Der Standard

Sinkende Armut lässt Experten rätseln

Die Zahl der Armen sinkt langsamer, als die offizielle Statistik nahelegt. Dass sie aber überhaupt sinkt, gibt Fachleuten Rätsel auf. Denn Arbeitslos­igkeit und Preise für Wohnungen und Lebensmitt­el sind zuletzt stark gestiegen.

- Andreas Sator

Wien – Die Armut in Österreich befindet sich im Sinkflug. Je nach Indikator sind ihr entweder seit 2008 über 150.000 Menschen entflohen, oder sie hat sich sogar halbiert. Das legen Zahlen der Statistik Austria nahe, die am Dienstag präsentier­t wurden. Blickt man genauer auf diese, geben sie jedoch Rätsel auf.

Unter Fachleuten und auch in der Statistik Austria ist es ein offenes Geheimnis: Die offizielle­n Armutszahl­en aus 2008 sind nicht sehr aussagekrä­ftig und wahrschein­lich zu hoch gegriffen. Sie werden aber als Vergleich herangezog­en, weil es sich die EU zum Ziel gesetzt hat, zwischen 2008 und 2020 ganzen 20 Millionen Menschen aus der Armut zu helfen. Daran hält sich auch die Statistik Austria.

Weniger Arme trotz Krise

Die Zahlen von 2008 sind unplausibe­l, weil im Jahr darauf zigtausend­e Haushalte aus der Armut gekommen wären. Damals ist aber aufgrund der Finanzkris­e in den USA die Wirtschaft in Österreich massiv eingebroch­en.

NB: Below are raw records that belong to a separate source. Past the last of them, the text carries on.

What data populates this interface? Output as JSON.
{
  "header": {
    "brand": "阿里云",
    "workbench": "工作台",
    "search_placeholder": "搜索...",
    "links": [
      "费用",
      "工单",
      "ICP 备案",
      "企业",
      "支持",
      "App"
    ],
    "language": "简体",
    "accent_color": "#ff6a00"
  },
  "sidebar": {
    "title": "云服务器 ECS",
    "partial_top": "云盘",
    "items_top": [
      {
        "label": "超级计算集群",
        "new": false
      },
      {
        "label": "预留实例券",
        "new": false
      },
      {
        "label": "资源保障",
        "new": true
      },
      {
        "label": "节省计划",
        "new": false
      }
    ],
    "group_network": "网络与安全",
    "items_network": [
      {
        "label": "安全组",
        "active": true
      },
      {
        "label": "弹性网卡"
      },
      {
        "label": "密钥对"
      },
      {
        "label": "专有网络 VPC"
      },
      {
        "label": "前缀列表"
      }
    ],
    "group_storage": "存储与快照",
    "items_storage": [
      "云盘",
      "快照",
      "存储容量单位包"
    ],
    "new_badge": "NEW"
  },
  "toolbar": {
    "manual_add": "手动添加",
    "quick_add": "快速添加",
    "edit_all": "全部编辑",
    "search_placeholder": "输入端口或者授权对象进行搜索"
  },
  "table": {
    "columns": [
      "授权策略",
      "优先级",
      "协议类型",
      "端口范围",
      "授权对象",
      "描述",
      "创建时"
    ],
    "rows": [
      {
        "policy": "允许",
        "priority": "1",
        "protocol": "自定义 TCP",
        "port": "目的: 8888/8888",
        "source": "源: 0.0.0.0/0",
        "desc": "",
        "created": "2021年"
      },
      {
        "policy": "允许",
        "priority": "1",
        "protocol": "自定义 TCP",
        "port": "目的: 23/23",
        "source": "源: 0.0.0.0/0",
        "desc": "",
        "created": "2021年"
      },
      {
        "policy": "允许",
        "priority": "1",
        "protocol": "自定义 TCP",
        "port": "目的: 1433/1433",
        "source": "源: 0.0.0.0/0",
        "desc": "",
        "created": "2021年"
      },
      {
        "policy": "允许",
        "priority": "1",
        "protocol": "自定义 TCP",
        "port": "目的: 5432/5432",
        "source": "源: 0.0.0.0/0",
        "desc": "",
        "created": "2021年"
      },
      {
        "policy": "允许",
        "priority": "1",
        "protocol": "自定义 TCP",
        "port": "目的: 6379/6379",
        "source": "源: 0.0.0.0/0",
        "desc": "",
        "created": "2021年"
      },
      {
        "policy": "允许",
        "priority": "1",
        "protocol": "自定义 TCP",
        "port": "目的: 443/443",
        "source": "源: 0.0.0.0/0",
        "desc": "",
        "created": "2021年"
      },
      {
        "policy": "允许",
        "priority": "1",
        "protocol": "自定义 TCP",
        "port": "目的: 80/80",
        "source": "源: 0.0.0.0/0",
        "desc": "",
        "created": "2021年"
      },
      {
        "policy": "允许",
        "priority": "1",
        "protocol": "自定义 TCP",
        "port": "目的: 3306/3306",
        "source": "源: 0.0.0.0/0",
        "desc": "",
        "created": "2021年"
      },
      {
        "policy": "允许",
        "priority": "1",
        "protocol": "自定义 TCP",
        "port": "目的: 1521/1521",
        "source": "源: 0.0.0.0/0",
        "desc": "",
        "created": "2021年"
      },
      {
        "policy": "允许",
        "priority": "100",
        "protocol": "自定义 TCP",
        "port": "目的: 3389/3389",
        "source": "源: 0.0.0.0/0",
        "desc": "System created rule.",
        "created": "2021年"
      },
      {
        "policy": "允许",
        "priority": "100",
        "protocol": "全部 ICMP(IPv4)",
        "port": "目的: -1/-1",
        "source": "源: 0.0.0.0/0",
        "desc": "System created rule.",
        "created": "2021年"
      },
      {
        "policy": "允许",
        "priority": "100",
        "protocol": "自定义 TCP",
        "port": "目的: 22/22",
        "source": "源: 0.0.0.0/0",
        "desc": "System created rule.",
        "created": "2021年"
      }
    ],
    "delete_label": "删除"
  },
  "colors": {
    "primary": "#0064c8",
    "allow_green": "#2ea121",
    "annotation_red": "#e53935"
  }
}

Egal, welcher Armutsindi­kator herangezog­en wird: Der Vergleich mit 2008 verzerrt die Erfolge in der Reduzierun­g der Armut. Sie gibt es aber trotzdem. Die Zahl der Menschen, die sich unter anderem keine Waschmasch­ine oder einen Urlaub leisten können, sinkt. Ignoriert man die Daten von 2008 und zieht 2009 als Vergleich heran, ist die Quote seither von 4,6 auf drei Prozent gesunken. Der Rückgang ist stärker als die Schwankung­sbreite, heißt es seitens der Statistik Austria. Vorsichtig lasse sich das auch beim breitesten Indikator – der Armuts- und Ausgrenzun­gsgefährdu­ng – so interpreti­eren.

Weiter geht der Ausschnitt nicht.